Main Topics > Special and General Relativity > # Conclusion

Almost a century later, the General Theory of Relativity remains the single most influential theory in modern physics, and one of the few that almost everyone, from all walks of life, has heard of (even if they may be a little hazy about the details). Einstein’s General Theory predicted the existence of black holes many years before any evidence of such phenomena, even indirect evidence, was obtained, and was highly suggestive of an origin of the universe beginning with a Big Bang type event, although Einstein himself was highly suspicious of both of those possibilities.

The theory also predicts, or at least permits, the existence of "wormholes", tunnel-like short-cuts through space-time, and even the theoretical possibility of time travel. In fact, the Austrian-American mathematician Kurt Gödel’s elegant solution to Einstein’s field equations (assuming a uniformly spinning universe with constant uniform energy density) specifically predicts the possibility of travel back in time, although it should be said that his model of the universe does not entirely accord with our own.
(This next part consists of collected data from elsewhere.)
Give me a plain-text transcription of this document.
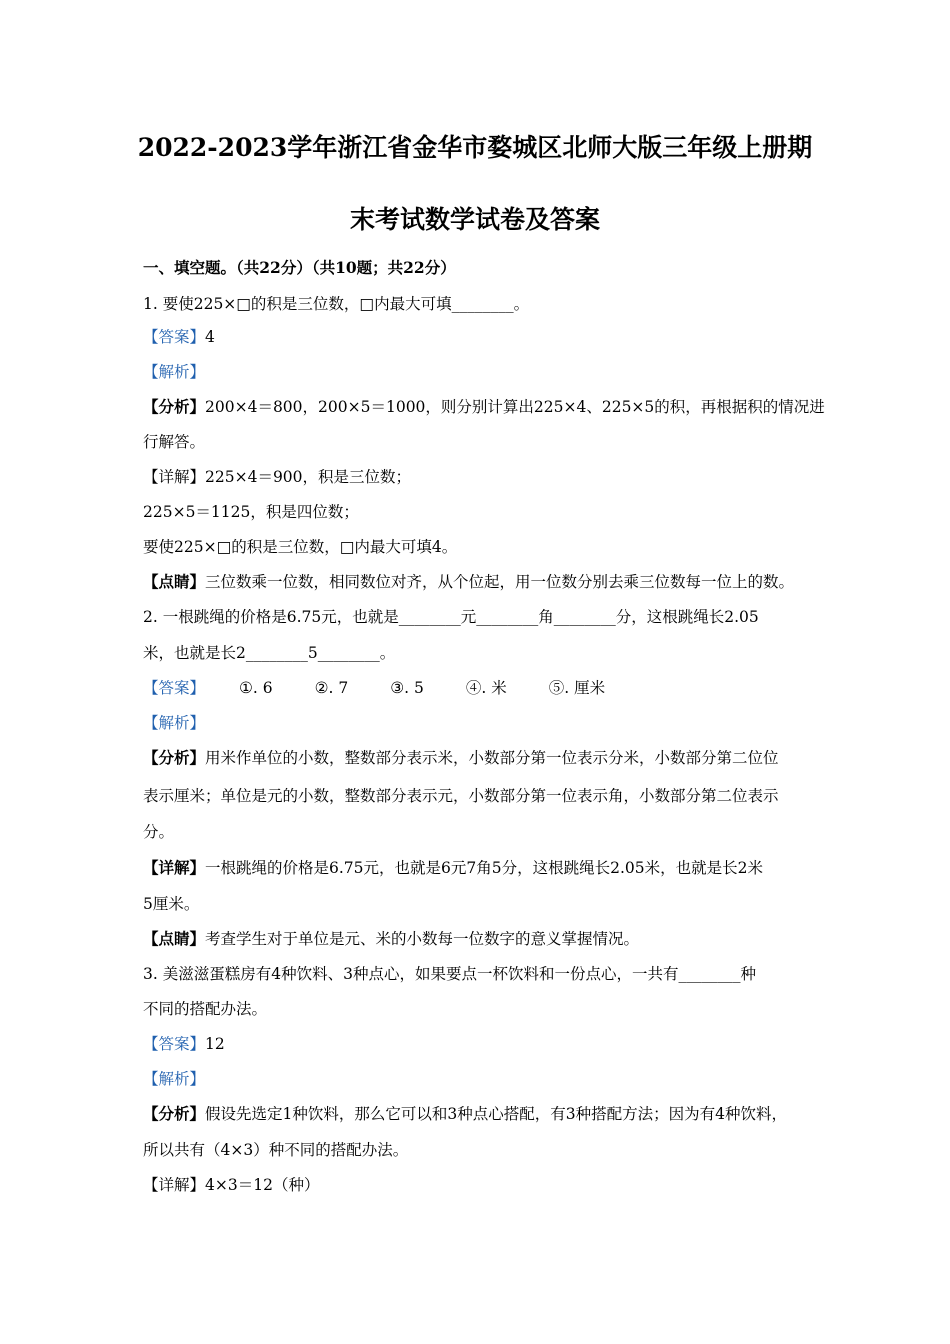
2022-2023学年浙江省金华市婺城区北师大版三年级上册期
末考试数学试卷及答案
一、填空题。（共22分）（共10题；共22分）
1. 要使225×□的积是三位数，□内最大可填________。
【答案】4
【解析】
【分析】200×4＝800，200×5＝1000，则分别计算出225×4、225×5的积，再根据积的情况进
行解答。
【详解】225×4＝900，积是三位数；
225×5＝1125，积是四位数；
要使225×□的积是三位数，□内最大可填4。
【点睛】三位数乘一位数，相同数位对齐，从个位起，用一位数分别去乘三位数每一位上的数。
2. 一根跳绳的价格是6.75元，也就是________元________角________分，这根跳绳长2.05
米，也就是长2________5________。
【答案】 ①. 6	②. 7	③. 5	④. 米	⑤. 厘米
【解析】
【分析】用米作单位的小数，整数部分表示米，小数部分第一位表示分米，小数部分第二位位
表示厘米；单位是元的小数，整数部分表示元，小数部分第一位表示角，小数部分第二位表示
分。
【详解】一根跳绳的价格是6.75元，也就是6元7角5分，这根跳绳长2.05米，也就是长2米
5厘米。
【点睛】考查学生对于单位是元、米的小数每一位数字的意义掌握情况。
3. 美滋滋蛋糕房有4种饮料、3种点心，如果要点一杯饮料和一份点心，一共有________种
不同的搭配办法。
【答案】12
【解析】
【分析】假设先选定1种饮料，那么它可以和3种点心搭配，有3种搭配方法；因为有4种饮料，
所以共有（4×3）种不同的搭配办法。
【详解】4×3＝12（种）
For now at least, these ideas remain firmly in the realm of science fiction.

Yet another theoretical prediction of the General Theory of Relativity is the existence of gravitational waves, perturbations or ripples in the fabric of space-time, caused by the motion of massive objects, that propagate throughout the universe as objects are squeezed on a subatomic scale. There has been good circumstantial evidence for these elusive waves since the 1970s, but it was only in late 2015, a full century after Einstein's theoretical predictions, that gravitational waves were definitively observed at the twin Laser Interferometer Gravitational-wave Observatory (LIGO) detectors in the USA. This potentially opens up a whole new way of looking at the universe and the Big Bang, and a whole host of new discoveries is anticipated. It is also another indication of just how robust the theory is.
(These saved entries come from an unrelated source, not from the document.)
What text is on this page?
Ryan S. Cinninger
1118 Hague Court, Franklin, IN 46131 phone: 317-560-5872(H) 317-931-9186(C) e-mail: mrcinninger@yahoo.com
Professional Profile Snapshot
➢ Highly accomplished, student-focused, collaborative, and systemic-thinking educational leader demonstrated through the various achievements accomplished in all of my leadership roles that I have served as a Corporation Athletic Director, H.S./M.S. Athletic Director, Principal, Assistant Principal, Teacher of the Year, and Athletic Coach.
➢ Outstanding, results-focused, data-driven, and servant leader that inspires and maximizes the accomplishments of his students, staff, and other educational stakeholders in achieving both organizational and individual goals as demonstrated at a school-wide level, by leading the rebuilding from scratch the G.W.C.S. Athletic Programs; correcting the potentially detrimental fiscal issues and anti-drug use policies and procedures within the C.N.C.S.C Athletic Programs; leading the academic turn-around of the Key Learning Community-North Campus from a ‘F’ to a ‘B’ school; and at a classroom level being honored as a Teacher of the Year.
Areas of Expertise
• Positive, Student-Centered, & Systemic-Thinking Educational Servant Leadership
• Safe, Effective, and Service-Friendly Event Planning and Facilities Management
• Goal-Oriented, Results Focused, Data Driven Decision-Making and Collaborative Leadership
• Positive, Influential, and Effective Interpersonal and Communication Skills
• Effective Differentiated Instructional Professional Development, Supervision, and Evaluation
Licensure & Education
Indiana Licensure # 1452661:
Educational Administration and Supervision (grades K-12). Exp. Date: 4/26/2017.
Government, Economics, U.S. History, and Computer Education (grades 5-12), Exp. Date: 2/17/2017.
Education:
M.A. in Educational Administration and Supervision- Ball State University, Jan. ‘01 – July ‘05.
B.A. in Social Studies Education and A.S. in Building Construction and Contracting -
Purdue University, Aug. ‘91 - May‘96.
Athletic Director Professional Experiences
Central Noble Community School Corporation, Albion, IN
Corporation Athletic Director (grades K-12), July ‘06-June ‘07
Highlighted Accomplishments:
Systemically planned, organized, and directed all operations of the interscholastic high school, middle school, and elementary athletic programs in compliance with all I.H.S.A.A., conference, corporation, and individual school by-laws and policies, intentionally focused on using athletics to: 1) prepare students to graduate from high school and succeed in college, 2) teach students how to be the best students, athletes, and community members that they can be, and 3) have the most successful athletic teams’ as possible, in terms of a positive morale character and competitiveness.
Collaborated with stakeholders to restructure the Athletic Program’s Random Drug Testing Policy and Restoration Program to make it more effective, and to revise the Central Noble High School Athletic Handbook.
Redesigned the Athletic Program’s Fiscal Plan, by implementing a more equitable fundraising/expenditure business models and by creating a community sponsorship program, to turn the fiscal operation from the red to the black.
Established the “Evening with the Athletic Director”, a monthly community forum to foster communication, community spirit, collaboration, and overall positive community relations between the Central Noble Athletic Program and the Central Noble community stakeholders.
The way forward for physics now rests with attempts to combine the theory of relativity (the theory of the very large, which describes one of the fundamental forces of nature, gravity) with quantum theory (the theory of the very small, which describes the other three fundamental forces, electromagnetism, the weak nuclear force and the strong nuclear force) in a unified theory of quantum gravity (or quantum theory of gravity), the so-called “theory of everything”. Candidates like superstring theory and loop quantum gravity, however, still need to overcome major formal and conceptual problems.